Sarah, however, had tried to take her children’s land for her and her new husband. She was later accused of witchcraft in February of 1692. She never confessed or accused others to witchcraft. She claimed her innocence and asserted her theological claim that the devil could take the shape of another person without their c compliance. Her case never to trial; she became ill before she went to prison and died shackled in prison on May 10, 1692 at age 49. By not accusing others of witchcraft along with her refusal to compromise her integrity, she closed an opportunity to save her life which eventually cost Sarah Osborne her life.
The Salem Witch Trials cost many their lives and others their reputations.
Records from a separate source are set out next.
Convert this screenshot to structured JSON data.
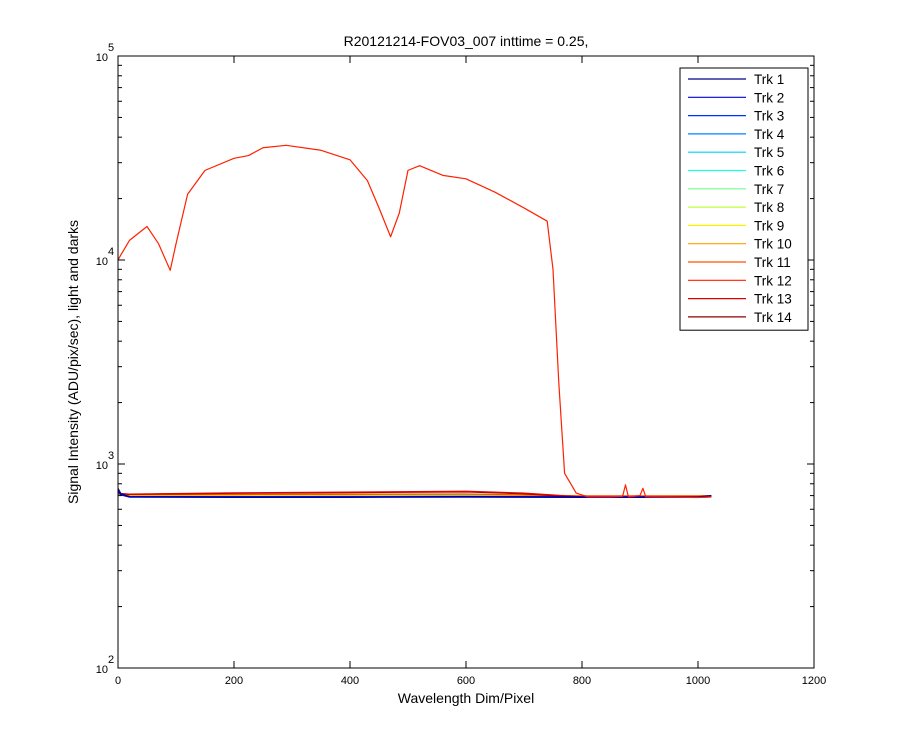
{
  "chart_data": {
    "type": "line",
    "title": "R20121214-FOV03_007 inttime = 0.25,",
    "xlabel": "Wavelength Dim/Pixel",
    "ylabel": "Signal Intensity (ADU/pix/sec), light and darks",
    "xlim": [
      0,
      1200
    ],
    "ylim": [
      100,
      100000
    ],
    "yscale": "log",
    "x_ticks": [
      0,
      200,
      400,
      600,
      800,
      1000,
      1200
    ],
    "y_ticks": [
      {
        "base": "10",
        "exp": "2",
        "value": 100
      },
      {
        "base": "10",
        "exp": "3",
        "value": 1000
      },
      {
        "base": "10",
        "exp": "4",
        "value": 10000
      },
      {
        "base": "10",
        "exp": "5",
        "value": 100000
      }
    ],
    "grid": false,
    "legend_position": "top-right",
    "series": [
      {
        "name": "Trk 1",
        "color": "#00008f",
        "x": [
          0,
          5,
          20,
          200,
          400,
          600,
          800,
          1000,
          1023
        ],
        "y": [
          760,
          715,
          692,
          690,
          690,
          692,
          690,
          690,
          700
        ]
      },
      {
        "name": "Trk 2",
        "color": "#0000df",
        "x": [
          0,
          5,
          20,
          200,
          400,
          600,
          800,
          1000,
          1023
        ],
        "y": [
          740,
          705,
          688,
          686,
          686,
          688,
          686,
          686,
          695
        ]
      },
      {
        "name": "Trk 3",
        "color": "#0030ff",
        "x": [
          0,
          20,
          200,
          400,
          600,
          800,
          1000,
          1023
        ],
        "y": [
          720,
          690,
          689,
          690,
          692,
          688,
          688,
          692
        ]
      },
      {
        "name": "Trk 4",
        "color": "#0080ff",
        "x": [
          0,
          20,
          200,
          400,
          600,
          800,
          1000,
          1023
        ],
        "y": [
          715,
          693,
          692,
          693,
          695,
          690,
          690,
          693
        ]
      },
      {
        "name": "Trk 5",
        "color": "#00cfff",
        "x": [
          0,
          20,
          200,
          400,
          600,
          800,
          1000,
          1023
        ],
        "y": [
          712,
          697,
          696,
          697,
          699,
          692,
          692,
          695
        ]
      },
      {
        "name": "Trk 6",
        "color": "#20ffdf",
        "x": [
          0,
          20,
          200,
          400,
          600,
          800,
          1000,
          1023
        ],
        "y": [
          712,
          699,
          698,
          699,
          701,
          693,
          693,
          696
        ]
      },
      {
        "name": "Trk 7",
        "color": "#70ff8f",
        "x": [
          0,
          20,
          200,
          400,
          600,
          800,
          1000,
          1023
        ],
        "y": [
          712,
          700,
          700,
          701,
          703,
          694,
          694,
          697
        ]
      },
      {
        "name": "Trk 8",
        "color": "#bfff40",
        "x": [
          0,
          20,
          200,
          400,
          600,
          800,
          1000,
          1023
        ],
        "y": [
          712,
          702,
          702,
          703,
          705,
          695,
          695,
          697
        ]
      },
      {
        "name": "Trk 9",
        "color": "#ffef00",
        "x": [
          0,
          20,
          200,
          400,
          600,
          800,
          1000,
          1023
        ],
        "y": [
          713,
          704,
          704,
          706,
          708,
          696,
          696,
          698
        ]
      },
      {
        "name": "Trk 10",
        "color": "#ffa000",
        "x": [
          0,
          20,
          200,
          400,
          600,
          800,
          1000,
          1023
        ],
        "y": [
          714,
          706,
          707,
          709,
          711,
          697,
          697,
          699
        ]
      },
      {
        "name": "Trk 11",
        "color": "#ff5000",
        "x": [
          0,
          20,
          200,
          400,
          600,
          800,
          1000,
          1023
        ],
        "y": [
          715,
          708,
          709,
          711,
          713,
          698,
          698,
          700
        ]
      },
      {
        "name": "Trk 12",
        "color": "#ff2000",
        "x": [
          0,
          5,
          20,
          50,
          70,
          90,
          100,
          120,
          150,
          200,
          225,
          250,
          290,
          350,
          400,
          430,
          450,
          470,
          485,
          500,
          520,
          560,
          600,
          650,
          700,
          740,
          750,
          760,
          770,
          790,
          810,
          850,
          870,
          875,
          880,
          900,
          905,
          910,
          1000,
          1023
        ],
        "y": [
          10000,
          10600,
          12500,
          14600,
          12000,
          8900,
          12000,
          21000,
          27500,
          31500,
          32500,
          35500,
          36500,
          34500,
          31000,
          24500,
          18000,
          13000,
          17000,
          27500,
          29000,
          26000,
          25000,
          21500,
          18000,
          15500,
          9000,
          2500,
          900,
          720,
          690,
          690,
          695,
          790,
          690,
          700,
          760,
          690,
          685,
          690
        ]
      },
      {
        "name": "Trk 13",
        "color": "#df0000",
        "x": [
          0,
          20,
          200,
          400,
          600,
          700,
          750,
          800,
          1000,
          1023
        ],
        "y": [
          718,
          712,
          722,
          728,
          735,
          720,
          705,
          688,
          686,
          690
        ]
      },
      {
        "name": "Trk 14",
        "color": "#8f0000",
        "x": [
          0,
          20,
          200,
          400,
          600,
          700,
          750,
          800,
          1000,
          1023
        ],
        "y": [
          716,
          710,
          719,
          724,
          730,
          715,
          700,
          690,
          688,
          690
        ]
      }
    ]
  }
}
As time passed on, an apology was amended clearing the names of those who fell victims to the trials. There are many theories detailing what could’ve been the cause to the girls’ reactions; their parents encouraging them to accuse those against their independent religious practice, boredom, an infectious fungus in the wheat crop, child abuse, epilepsy, and mental illness. All possible causations of their behavior, but the events that occurred during that time can only imagined due to the lack of evidence and knowledge.